Stage 3: LLM Reasoning + Re-ranking

The surviving candidates (20-30 products) are presented to the LLM along with the extracted intent and conversation history. The LLM performs:

Relevance scoring: How well does each product match the user's complete intent?
Trade-off reasoning: "This laptop has better battery but is slightly heavier — mentioning the trade-off helps the user decide"
Explanation generation: Why each recommendation was selected, in natural language
Re-ranking: Final ordering based on holistic relevance, not just embedding similarity

"The re-ranking stage adds ~200ms of latency but lifts precision@5 by 35%. Without it, embedding retrieval returns semantically similar but not purchase-relevant results — a hiking shoe review is semantically close to hiking shoes, but it's not what the user wants to buy."

Conversational Context Management

Multi-turn conversations are where agentic commerce differentiates from traditional search. The system must maintain context across turns:

Turn 1: "I need a laptop for video editing"
→ Shows top-5 laptops with GPU focus

Turn 2: "Something cheaper"
→ Understands "cheaper" is relative to previous results
→ Filters by lower price range, maintains GPU preference

Turn 3: "How about this one but with more RAM?"
→ References a specific product from Turn 2
→ Retrieves similar products with more RAM

We maintain a sliding context window of the last 5 turns plus a summary of the user's evolving preferences. The intent extraction stage merges new signals with existing context — if the user said "lightweight" three turns ago and hasn't contradicted it, that preference persists.

Handling 10K+ Product Lines at Scale

Scale introduces specific challenges:

Index freshness: Products change daily — prices, availability, new arrivals. We use incremental embedding updates (only re-embed changed products) rather than full re-indexing.
Category diversity: A single embedding space for electronics, clothing, and food products leads to poor retrieval. We use category-aware embeddings with a shared base model + category-specific adapters.
Cold-start products: New products with no interaction data get initial embeddings from their description + specs. As user interactions accumulate, embeddings are enriched with behavioral signals.
Latency budget: Total pipeline must stay under 500ms for conversational UX. Each stage has a strict time budget: retrieval (50ms), intent (100ms), LLM reasoning (300ms).

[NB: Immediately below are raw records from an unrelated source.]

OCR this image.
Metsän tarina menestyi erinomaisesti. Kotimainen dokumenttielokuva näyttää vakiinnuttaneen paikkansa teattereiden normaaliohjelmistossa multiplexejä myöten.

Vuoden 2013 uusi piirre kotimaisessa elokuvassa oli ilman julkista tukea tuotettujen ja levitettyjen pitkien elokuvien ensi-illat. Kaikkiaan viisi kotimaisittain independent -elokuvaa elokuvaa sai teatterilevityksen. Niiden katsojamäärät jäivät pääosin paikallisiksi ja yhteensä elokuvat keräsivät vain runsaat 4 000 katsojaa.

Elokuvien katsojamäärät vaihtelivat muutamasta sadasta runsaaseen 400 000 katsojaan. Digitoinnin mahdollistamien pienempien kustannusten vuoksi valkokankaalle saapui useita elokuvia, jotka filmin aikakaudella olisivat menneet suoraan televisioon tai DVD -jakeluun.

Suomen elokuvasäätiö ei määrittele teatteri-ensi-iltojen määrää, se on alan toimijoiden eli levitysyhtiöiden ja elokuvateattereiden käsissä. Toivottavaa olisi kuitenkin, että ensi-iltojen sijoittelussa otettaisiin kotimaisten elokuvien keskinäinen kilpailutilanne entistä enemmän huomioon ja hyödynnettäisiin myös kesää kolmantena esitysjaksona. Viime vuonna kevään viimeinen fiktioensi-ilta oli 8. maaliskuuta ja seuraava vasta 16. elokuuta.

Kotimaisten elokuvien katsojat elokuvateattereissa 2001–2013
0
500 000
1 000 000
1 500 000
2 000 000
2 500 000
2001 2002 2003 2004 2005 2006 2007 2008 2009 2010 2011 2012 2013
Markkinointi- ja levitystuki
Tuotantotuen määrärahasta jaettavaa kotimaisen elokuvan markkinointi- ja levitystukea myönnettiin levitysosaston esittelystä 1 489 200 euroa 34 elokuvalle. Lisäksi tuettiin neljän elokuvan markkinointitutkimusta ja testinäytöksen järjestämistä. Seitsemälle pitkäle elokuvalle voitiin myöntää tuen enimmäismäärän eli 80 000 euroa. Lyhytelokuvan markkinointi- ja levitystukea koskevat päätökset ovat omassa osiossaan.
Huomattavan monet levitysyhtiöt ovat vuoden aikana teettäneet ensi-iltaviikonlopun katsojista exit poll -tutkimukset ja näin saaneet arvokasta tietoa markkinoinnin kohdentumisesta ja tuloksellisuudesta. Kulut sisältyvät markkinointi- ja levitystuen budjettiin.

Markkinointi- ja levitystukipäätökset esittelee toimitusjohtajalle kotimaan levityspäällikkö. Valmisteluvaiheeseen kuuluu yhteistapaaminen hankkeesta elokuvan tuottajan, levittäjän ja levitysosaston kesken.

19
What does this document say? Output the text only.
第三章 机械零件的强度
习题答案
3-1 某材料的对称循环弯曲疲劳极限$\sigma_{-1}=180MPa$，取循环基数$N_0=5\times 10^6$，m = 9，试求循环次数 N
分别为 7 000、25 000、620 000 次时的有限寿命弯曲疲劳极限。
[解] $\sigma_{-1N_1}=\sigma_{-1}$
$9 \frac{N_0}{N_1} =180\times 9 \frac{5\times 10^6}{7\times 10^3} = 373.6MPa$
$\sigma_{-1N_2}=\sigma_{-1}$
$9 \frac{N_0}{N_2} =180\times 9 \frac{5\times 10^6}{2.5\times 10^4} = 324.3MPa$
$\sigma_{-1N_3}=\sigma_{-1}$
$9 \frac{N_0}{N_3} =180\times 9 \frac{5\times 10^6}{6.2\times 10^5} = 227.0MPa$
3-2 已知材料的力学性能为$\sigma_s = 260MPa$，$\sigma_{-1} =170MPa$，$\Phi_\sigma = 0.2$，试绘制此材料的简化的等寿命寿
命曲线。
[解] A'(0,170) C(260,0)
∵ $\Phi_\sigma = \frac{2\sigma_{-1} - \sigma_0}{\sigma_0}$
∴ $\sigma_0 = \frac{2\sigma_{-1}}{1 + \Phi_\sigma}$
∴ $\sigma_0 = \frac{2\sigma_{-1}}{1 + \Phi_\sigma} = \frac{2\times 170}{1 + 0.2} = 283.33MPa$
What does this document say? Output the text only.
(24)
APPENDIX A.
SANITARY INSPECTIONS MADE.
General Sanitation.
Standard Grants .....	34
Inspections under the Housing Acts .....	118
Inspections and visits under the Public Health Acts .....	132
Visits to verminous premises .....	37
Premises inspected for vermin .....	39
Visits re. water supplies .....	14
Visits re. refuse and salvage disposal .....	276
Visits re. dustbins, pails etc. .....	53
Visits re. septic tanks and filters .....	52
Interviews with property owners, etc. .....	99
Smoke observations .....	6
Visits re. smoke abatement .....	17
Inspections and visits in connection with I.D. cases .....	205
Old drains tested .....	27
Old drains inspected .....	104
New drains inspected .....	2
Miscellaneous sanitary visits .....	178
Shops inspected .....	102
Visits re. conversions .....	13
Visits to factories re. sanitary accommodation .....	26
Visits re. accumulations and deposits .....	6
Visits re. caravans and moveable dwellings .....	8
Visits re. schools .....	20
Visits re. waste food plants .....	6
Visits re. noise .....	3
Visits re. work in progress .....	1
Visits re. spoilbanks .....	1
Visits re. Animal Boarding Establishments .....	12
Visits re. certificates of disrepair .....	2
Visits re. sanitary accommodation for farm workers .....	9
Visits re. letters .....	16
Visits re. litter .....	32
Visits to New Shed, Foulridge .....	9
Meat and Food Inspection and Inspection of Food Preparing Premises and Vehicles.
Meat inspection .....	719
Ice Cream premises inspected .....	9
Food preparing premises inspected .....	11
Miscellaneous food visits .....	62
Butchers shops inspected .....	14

Evaluation: What We Measured

Traditional IR metrics (precision, recall, NDCG) are necessary but not sufficient. For conversational commerce, we also measure:

Precision@5: Are the top-5 results all relevant? Our multi-stage pipeline achieves 0.78 vs 0.52 for keyword search.
Intent satisfaction rate: Does the user find what they want within 3 turns? Measured via click-through and cart-add rates.
Conversation depth: Average turns per session. Higher is good (engagement) up to a point — beyond 5 turns, the system is failing to understand intent.
Fallback rate: How often does the system say "I can't find a match"? Too high means poor retrieval; too low means it's hallucinating matches.

Lessons from Production

Start with retrieval quality. If Stage 1 misses the right products, no amount of LLM reasoning can fix it. Invest heavily in embedding quality and retrieval coverage.
Intent extraction is the hardest stage. Users express purchase intent in wildly different ways. "I need something for my mom" requires reasoning about demographics, occasion, and price sensitivity — all implicit.
Re-ranking is worth the latency. The 200ms cost of LLM re-ranking is repaid many times over in conversion improvement. Embedding similarity alone is not enough for purchase relevance.
Conversation context has diminishing returns. Beyond 5 turns of history, the LLM starts getting confused by contradictory signals. Summarize aggressively.
Monitor hallucinated products. Even with grounding, LLMs occasionally describe features that the actual product doesn't have. Automated validation against the product database catches these before they reach users.

"Agentic commerce isn't about replacing search — it's about augmenting it with reasoning. The best results come from combining fast, reliable retrieval with slow, thoughtful reasoning. The multi-stage pipeline makes this economically viable at scale."